そもそも、スマホがあるのにわざわざ紙で日程希望なんて取る山本先生が悪いのだ。心の中で担任に八つ当たりをしつつ、おれは熱いシャワーを頭から被る。
風呂場の鏡に映った傷跡を見るともなしに眺めつつ、ふんとおれは鼻を鳴らした。
(みんなして慧をおれの保護者だのなんだのって……!)
ニコイチとやらのレトロな響きでセット扱いされるならともかく、おれが一方的に慧に世話されているかのような言われ方は納得がいかない。
たしかに慧は見た目も中身も基本的にはイケメンではあるものの、みんなが思うほどあいつは大人じゃない。現に、おれがちょっとばかし犬養さんの話をしていたというだけで、やきもちを焼いて拗ねていたくらいだ。
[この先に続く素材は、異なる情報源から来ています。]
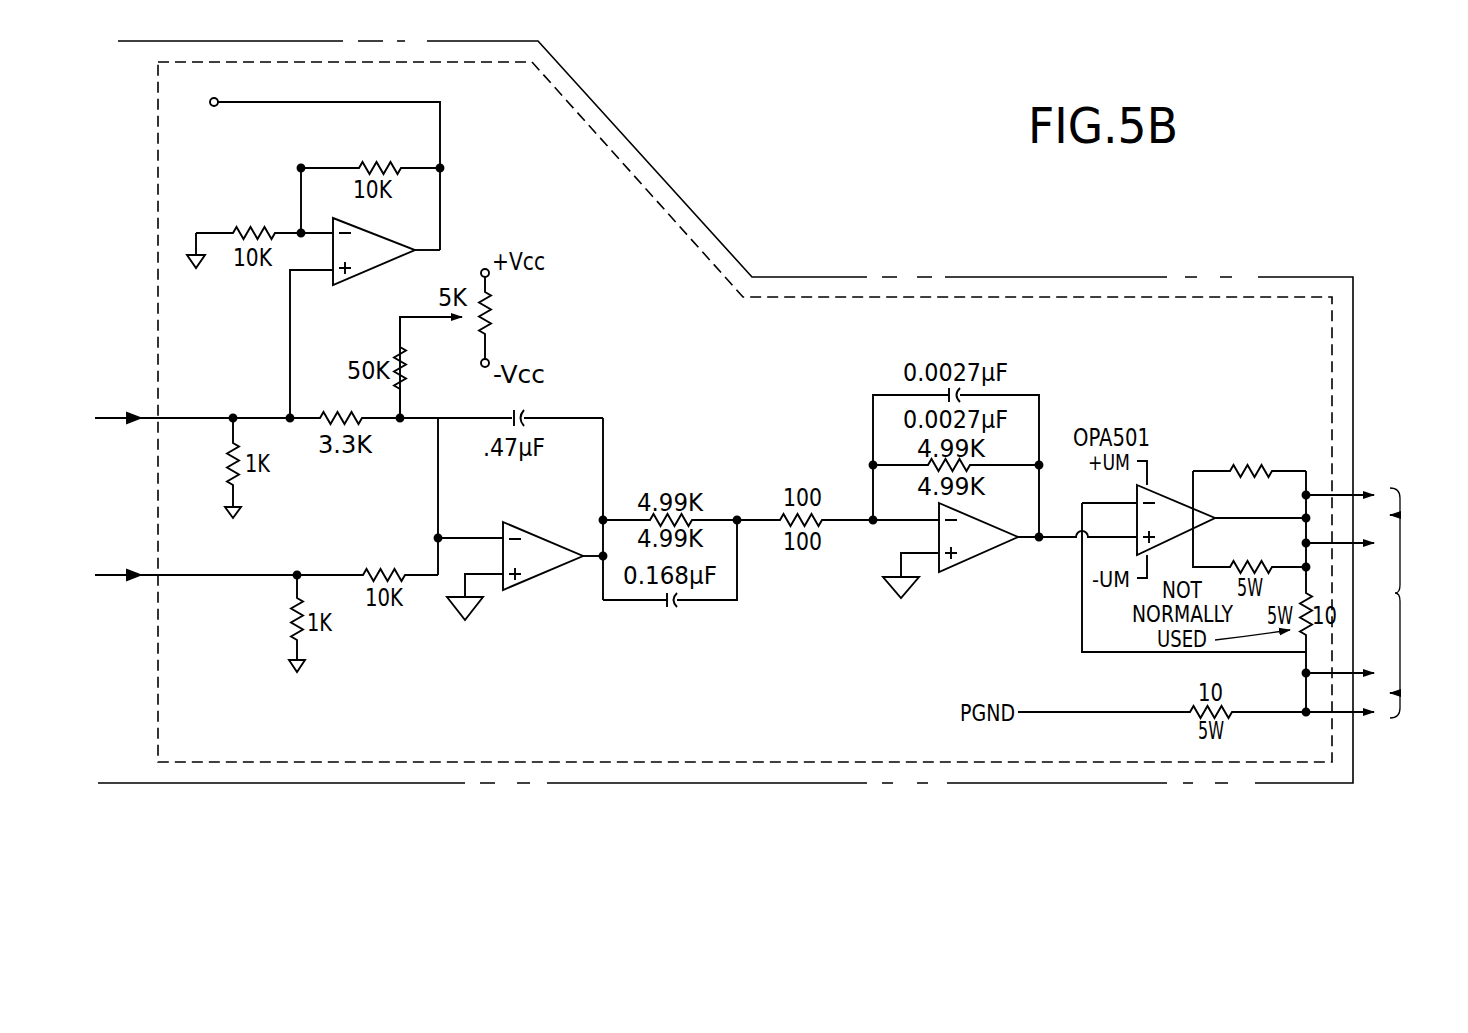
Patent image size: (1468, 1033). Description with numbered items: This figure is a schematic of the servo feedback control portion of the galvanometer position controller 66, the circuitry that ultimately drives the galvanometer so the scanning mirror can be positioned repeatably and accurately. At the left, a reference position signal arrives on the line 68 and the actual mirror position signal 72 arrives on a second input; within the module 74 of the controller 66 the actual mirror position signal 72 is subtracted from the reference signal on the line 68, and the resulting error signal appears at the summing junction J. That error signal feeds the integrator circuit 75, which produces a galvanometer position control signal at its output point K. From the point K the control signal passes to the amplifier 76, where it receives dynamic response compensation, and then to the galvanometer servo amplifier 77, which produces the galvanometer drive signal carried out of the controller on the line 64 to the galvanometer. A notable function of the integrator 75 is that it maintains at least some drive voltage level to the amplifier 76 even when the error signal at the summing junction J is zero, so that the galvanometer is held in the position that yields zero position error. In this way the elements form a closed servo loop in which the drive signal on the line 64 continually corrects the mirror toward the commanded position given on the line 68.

The line 64 is at (1397, 510).
The galvanometer position controller 66 is at (1124, 270).
The line 68 is at (110, 416).
The actual mirror position signal 72 is at (108, 578).
The module 74 is at (793, 302).
The integrator circuit 75 is at (609, 419).
The amplifier 76 is at (971, 563).
The galvanometer servo amplifier 77 is at (1248, 460).
The summing junction J is at (433, 535).
The output point K is at (609, 509).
そこまで考えたところで、はたとおれはシャンプーをする手を止めた。
(……ん? やきもち?)
そうだ。やきもちだ。
すっきりとして、おれはぽんと手を打った。
保護犬を長期間預かっていると、うっかりよその犬に気を取られたとき、その預かっている犬がやきもちを焼いて怒り出すことがたまにある。おれたち家族を好きになってくれたからこそ、犬はおれたちの関心がよそに向くことが嫌なのだ。
慧が見せた反応は、まるきりそれと同じに見えた。
(なるほどなあ。あいつ、おれに構ってほしかったのか)
慧も何か話したいことがあったのかもしれないし、単純におれが犬養さんばかりを褒めるものだから面白くなかったのかもしれない。
「ガキだなー、あいつ……」
じわじわと勝手に口角が上がっていく。
慧がおれの保護者みたいだと周りは言うが、とんでもない。たしかにおれにも抜けているところがあるにはあるが、実際のところ面倒くさいのはあいつの方だ。
(慧の言ってた見込みのない恋っていうのも、聞き出さないとな)
おれに隠しごとをするなんて許さない。
キュッと蛇口を捻って止めて、おれはいそいそと風呂場を出た。